In fact, even less is often needed than what Nick says. Many (most?) Linux machines have a umask of 002 by default and per-user groups. If you have this and you just chmod g+swx the directory, you're done.

This is exactly the same issue that regularly fouls Subversion repos too.

Arch for CVS Users (Linux Journal)

Posted Jun 3, 2004 6:47 UTC (Thu) by piman (subscriber, #8957) [Link]

I never said that wasn't sufficient; I'm just trying to dispel dmarti's myth that Arch requires zero server-side setup. I consider creating a reasonable SSH policy server-side setup; in addition, see my last comment on what just plain doesn't work with SSH-only access (let alone zero-setup access).

Arch for CVS Users (Linux Journal)

Posted Jun 5, 2004 4:26 UTC (Sat) by iabervon (subscriber, #722) [Link]

I missed the part of the article which explained how to set up sftp to
have a non-default umask, but that's what I described in my third
paragraph: some way to have sftp change the umask. Unlike CVS, arch
doesn't handle g+s itself, but does something useless and mysterious in
this case (you have a shared writing archive, but users steal the lock
when they commit). The article also doesn't mention how you deal with
local access to the repository or NFS access to the repository, the first
of which I'm using, and the second of which (with CVS) I used at a
previous company. I haven't tried Subversion to see what it does.

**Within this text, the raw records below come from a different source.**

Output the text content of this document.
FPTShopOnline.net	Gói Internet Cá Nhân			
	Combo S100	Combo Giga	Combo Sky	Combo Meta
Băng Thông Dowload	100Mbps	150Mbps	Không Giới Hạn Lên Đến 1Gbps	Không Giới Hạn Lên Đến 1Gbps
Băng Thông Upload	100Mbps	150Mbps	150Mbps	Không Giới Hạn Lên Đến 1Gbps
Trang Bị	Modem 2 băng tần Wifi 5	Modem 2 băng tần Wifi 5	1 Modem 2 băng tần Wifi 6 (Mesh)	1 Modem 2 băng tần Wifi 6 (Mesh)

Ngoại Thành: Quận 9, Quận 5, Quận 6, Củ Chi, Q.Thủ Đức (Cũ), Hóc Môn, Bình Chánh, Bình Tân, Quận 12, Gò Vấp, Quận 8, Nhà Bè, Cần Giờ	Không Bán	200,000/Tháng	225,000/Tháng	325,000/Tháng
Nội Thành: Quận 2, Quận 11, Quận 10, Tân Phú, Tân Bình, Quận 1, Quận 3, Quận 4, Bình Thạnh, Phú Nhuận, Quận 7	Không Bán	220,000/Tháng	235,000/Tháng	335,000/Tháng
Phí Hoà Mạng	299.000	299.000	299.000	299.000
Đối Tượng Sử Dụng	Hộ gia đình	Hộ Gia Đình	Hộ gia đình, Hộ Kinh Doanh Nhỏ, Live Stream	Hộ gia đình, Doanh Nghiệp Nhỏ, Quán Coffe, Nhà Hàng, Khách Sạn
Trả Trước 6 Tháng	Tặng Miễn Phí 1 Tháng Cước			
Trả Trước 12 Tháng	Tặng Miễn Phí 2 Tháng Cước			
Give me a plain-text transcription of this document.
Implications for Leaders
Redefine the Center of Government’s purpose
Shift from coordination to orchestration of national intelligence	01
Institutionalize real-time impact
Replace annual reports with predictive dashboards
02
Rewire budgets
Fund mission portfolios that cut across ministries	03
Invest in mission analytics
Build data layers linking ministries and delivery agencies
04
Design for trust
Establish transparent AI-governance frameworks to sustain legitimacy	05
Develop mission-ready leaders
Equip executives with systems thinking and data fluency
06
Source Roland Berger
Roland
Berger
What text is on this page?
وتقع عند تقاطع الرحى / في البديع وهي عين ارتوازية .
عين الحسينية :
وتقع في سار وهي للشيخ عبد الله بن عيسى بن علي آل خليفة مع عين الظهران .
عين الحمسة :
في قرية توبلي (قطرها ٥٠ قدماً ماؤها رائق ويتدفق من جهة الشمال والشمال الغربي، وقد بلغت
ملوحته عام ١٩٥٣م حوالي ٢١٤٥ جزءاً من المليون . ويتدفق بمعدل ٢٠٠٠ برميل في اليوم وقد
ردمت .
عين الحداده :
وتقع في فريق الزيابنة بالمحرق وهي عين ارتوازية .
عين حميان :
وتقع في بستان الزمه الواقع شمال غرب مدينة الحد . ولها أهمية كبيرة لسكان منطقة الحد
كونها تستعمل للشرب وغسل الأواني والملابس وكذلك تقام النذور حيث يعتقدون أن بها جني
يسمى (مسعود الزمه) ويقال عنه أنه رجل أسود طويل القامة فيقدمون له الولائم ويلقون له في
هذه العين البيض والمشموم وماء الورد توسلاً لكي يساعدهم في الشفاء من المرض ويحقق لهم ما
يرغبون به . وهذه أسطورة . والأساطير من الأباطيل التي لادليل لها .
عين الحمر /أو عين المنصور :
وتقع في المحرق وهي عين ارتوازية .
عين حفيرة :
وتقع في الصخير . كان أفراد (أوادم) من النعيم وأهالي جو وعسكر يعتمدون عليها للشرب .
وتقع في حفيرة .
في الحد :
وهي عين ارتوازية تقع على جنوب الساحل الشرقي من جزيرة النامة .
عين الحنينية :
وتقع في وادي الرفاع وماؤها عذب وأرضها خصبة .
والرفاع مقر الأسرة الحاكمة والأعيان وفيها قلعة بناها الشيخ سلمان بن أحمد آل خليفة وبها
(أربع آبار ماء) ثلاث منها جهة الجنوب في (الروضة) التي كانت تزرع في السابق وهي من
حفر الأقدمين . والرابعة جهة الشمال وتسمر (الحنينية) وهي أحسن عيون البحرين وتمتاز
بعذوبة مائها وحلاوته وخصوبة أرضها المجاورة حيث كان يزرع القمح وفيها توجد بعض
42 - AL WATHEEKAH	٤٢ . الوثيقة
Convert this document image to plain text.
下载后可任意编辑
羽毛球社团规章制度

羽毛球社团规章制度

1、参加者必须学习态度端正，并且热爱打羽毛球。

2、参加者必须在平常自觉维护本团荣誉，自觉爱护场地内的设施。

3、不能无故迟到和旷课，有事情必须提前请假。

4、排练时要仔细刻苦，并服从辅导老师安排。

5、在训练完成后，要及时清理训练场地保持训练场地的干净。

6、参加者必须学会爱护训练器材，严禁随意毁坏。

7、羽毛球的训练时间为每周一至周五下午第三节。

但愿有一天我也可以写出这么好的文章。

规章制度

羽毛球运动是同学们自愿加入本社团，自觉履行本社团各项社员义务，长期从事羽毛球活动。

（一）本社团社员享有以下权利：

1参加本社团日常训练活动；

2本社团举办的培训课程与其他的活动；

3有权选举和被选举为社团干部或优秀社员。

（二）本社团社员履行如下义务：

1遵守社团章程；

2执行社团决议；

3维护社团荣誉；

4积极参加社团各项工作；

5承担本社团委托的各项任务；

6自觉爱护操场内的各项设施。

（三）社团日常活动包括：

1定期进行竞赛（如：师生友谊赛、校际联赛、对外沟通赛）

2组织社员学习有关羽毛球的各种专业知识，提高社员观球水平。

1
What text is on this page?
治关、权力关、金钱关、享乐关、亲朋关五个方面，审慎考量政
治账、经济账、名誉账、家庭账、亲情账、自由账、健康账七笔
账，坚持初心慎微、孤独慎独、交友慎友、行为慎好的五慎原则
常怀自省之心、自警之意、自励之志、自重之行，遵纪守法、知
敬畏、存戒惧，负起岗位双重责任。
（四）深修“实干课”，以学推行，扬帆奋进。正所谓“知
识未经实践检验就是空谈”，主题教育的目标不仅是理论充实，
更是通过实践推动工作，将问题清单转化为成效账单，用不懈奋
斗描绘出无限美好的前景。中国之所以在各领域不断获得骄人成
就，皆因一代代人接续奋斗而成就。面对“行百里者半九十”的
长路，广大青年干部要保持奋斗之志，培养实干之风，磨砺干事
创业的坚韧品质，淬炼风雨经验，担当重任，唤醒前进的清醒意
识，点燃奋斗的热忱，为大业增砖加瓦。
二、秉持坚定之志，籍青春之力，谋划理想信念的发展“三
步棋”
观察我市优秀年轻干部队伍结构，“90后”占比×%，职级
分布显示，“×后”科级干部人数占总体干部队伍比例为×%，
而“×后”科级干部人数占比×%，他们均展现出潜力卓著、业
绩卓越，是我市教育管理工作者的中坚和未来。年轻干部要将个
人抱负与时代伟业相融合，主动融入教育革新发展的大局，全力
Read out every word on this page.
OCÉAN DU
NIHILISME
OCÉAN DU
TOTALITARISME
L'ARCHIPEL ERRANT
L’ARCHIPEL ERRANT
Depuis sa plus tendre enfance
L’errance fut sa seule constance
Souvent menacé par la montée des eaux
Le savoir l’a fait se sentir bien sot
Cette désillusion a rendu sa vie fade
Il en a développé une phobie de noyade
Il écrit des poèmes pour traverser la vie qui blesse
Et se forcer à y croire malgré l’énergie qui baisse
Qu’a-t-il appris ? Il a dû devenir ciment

The default umask on Debian (which is what we're using on the relevant
systems) is 0022, so there are plenty of systems with this configuration.

Arch for CVS Users (Linux Journal)

Posted Jun 3, 2004 11:14 UTC (Thu) by job (subscriber, #670) [Link]

Linux has had ACLs for five years now, isn't it time to use them? It's
even all in the stable tree now. Works on ext2/3, xfs, jfs, reiser (a few
still require a simple patch). There's no need to mess around with the
group/owner-system in the few cases, like this one, where it is clear
ACLs makes it easier for you. The right tools for the right job! (And
tools taking advantage of this is tools done right.)

Arch for CVS Users (Linux Journal)

Posted Jun 3, 2004 20:42 UTC (Thu) by josh_stern (guest, #4868) [Link]

I'm also in favor of more future use of ACLs, but are you really saying
that it is recommended to rely on ACLs for security with non ACL aware
file modifying applications (including source control apps)? Why
exactly do you expect that newly created and modified files will
always get the intended attributes?


Arch for CVS Users (Linux Journal)

Posted Jun 10, 2004 8:09 UTC (Thu) by job (subscriber, #670) [Link]

For most repositorys my guess is that one inherited ACL should be enough.
Arch is early in its development so perhaps it can be extended to handle
the more complicated cases without too much work? I have no idea about
this really so I should let someone else talk. I meant to illustrate the
upside of leaving authentication to the operating system.